This is me with my parents' trailer at my Rich Uncle Ray's* house in Garden Grove, California. It is 1965. My dad bought the 13' foot Shasta used, last year, when I was two. My dad teaches American History and is passionate about the Wild West. He says the Shasta is his Calistoga wagon and our big, white Oldsmobile is his trusty steed.
"Saddle up, Pidge," he says when we get in the car. Pidge is what he calls me. For pigeon. The homing kind. Nobody else can call me Pidge, though. Just him.
This is our first trip out from our Midwestern home, but my dad will take our little family, (I'm an only child), on many summer-long adventures through his beloved cowboys and Indians territory, snaking along Route 66, eventually making camp at his brother's door, in what seems to me a movie star and swimming pool studded Wonderland named Orange County.
We drive out here because my dad loves everything about the West. He loves the shadowy purple mountains, the light symphony sunsets, the piney smells, the rusty dirt, the stories and peoples and everything California at the end of it all. California, where people are so different from people back home. People in California dance in the park, laugh louder and are so much more colorful, like the gypsies in my Madeleine book. My dad says we get to be gypsies for the summer. "Real gypsies?" I ask. "We're real gypsies, Pidge." he points at the Shasta, "We live in a traveling wagon, don't we?"
Our home is always right behind us, we are never far from it or each other. Every day is some place new, every night is, too. From the back seat, I watch the changing scenery roll over the terra firma of his forearm, resting on the open window's edge. Every few days, I compare his left arm to my right and his gets darker and darker until it looks just like cinnamon toast and he tells me it's because way back in our family somewhere somebody married an Indian, so there's real live American Indian blood running through us both and I ought never to forget that. He says we have pirate blood, too, but I forget how come.
Once we get to California, in the evenings, we build warm driftwood fires that match the colors of the sunset. We go to Long Beach or Santa Monica Beach, Huntington or Newport. My Dad plays his guitar and sings, "Trailer for Sale or Rent," and we chant, "No, no, it's not for sale or rent!"
My dad is passionate about sunsets. He says the sunsets in the West are the best of any place in the whole world and he knows because he is a sunset expert. He knows all the best places between Oconomowoc, Wisconsin and Garden Grove, California to see one. Ask him the exact time the sun will set and he'll know. Even at home, we make special trips at just the right time to somewhere with a view so we can see the 'show' and then grade it. "That was a 10, Pidge!" he might say. He puts me on his shoulders or he hugs me tight if I'm cold, and then we're really quiet, just whispers no louder than prayers, and we watch the sun slip, slow at first and then fast when it's rolling off the edge. After the last glowing sliver goes, we clap our hands like people do after a really great magic trick. Watching the sunset is my favorite thing to do with him, and we get to do it most every night when we're with our trailer.

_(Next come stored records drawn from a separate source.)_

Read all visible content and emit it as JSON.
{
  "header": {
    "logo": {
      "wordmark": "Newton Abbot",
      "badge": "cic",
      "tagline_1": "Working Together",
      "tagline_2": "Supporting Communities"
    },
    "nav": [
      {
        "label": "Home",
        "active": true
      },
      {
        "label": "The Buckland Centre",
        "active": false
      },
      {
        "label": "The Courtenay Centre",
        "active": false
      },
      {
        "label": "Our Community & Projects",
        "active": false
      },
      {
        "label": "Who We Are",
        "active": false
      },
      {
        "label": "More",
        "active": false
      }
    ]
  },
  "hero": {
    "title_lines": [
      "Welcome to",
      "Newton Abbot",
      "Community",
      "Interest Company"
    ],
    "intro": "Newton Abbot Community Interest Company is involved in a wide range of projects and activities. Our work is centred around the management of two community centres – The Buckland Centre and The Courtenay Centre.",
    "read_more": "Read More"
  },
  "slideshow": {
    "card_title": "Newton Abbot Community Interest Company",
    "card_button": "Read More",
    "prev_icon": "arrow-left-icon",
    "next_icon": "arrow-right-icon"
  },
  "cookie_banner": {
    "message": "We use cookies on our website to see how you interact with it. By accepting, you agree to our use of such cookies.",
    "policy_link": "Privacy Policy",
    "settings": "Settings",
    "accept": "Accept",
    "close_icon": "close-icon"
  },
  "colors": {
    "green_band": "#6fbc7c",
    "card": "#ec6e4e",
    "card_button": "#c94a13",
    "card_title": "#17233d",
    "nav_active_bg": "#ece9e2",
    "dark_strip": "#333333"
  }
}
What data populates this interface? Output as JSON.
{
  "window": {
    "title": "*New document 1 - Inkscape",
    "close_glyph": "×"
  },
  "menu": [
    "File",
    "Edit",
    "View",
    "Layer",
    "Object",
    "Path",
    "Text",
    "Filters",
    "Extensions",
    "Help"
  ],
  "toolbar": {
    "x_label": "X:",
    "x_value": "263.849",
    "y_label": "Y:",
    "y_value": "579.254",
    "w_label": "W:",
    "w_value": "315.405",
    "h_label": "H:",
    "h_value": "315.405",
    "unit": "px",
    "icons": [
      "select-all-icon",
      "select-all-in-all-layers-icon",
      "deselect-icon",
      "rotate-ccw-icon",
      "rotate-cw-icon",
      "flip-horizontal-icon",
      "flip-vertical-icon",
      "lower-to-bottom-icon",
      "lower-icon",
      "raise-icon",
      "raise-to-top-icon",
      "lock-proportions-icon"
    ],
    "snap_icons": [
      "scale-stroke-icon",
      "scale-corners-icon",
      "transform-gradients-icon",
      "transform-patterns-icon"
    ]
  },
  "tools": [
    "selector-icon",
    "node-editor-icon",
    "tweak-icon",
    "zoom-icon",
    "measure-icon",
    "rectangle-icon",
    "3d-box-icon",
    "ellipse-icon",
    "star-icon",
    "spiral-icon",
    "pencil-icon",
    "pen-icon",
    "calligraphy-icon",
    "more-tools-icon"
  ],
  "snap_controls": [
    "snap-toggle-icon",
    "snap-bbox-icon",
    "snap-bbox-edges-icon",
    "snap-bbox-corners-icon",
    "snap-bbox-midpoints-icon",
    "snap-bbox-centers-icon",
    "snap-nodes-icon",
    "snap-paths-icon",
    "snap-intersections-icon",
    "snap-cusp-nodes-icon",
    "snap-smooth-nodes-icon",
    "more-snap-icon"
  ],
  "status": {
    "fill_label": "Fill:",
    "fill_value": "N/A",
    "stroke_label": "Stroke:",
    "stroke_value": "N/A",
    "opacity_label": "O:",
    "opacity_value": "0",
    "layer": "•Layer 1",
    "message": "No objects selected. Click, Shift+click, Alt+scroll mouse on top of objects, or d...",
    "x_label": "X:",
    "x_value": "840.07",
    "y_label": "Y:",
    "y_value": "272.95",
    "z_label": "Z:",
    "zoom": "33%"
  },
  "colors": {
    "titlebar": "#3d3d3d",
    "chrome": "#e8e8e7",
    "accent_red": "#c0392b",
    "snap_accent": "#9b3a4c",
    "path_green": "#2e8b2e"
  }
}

This is the summer of 1965 and there will be others like it. My childhood memories are a continuous loop of the West rushing toward me, around me, and by, the back of my parents' heads in the foregound. But this is what I am going to remember best about those trips: The occasional sighting of a shimmering silver mirage, so unlike all of the other flat painted things on the road, so unearthly, they are more phenomenon than thing. The sun flashes off of them with blinding accuracy, but we stare right at them anyway, as if we're seeing a spaceship, an unphathomable mystery. They are 100% solid silver, the envy of every trailer-loving soul. They are Airstreams. Every time we see one there is a pointing finger and a rush to call it first, like a shooting star: "An Airstream!" And every time, my father reaches his strong, deeply tanned arm across the wide blue bench and rests his hand my mother's knee. "Some day, Mother, that is going to be us. When our ship comes in, and it will. It will. We'll have a Land Yacht. You'll see."
Afterward: My father died 23 years later at the age of 54, never having owned an Airstream. He would have loved my '64 Caravel. I love it for him.
*People ask me why I call him my Rich Uncle Ray. It is because Uncle Ray and his wife, Aunt Bonnie, or Bon Bon as my dad calls her, and my cousins, Sue and Tom, live so close to Disneyland. It takes about one minute to get there from their house. I figure you have to be rich to live in the same neighborhood as Cinderella with that big castle where they have huge, sparkly fireworks every single night, not just on the Fourth of July. Last year, Sue, (who is just as pretty as Gidget and should be on TV, too), graduated from Garden Grove High School, where she dated a boy named Steve Martin. She said he was the class clown and that he works at Disneyland now but he wants to be famous some day and he's so funny he probably will be.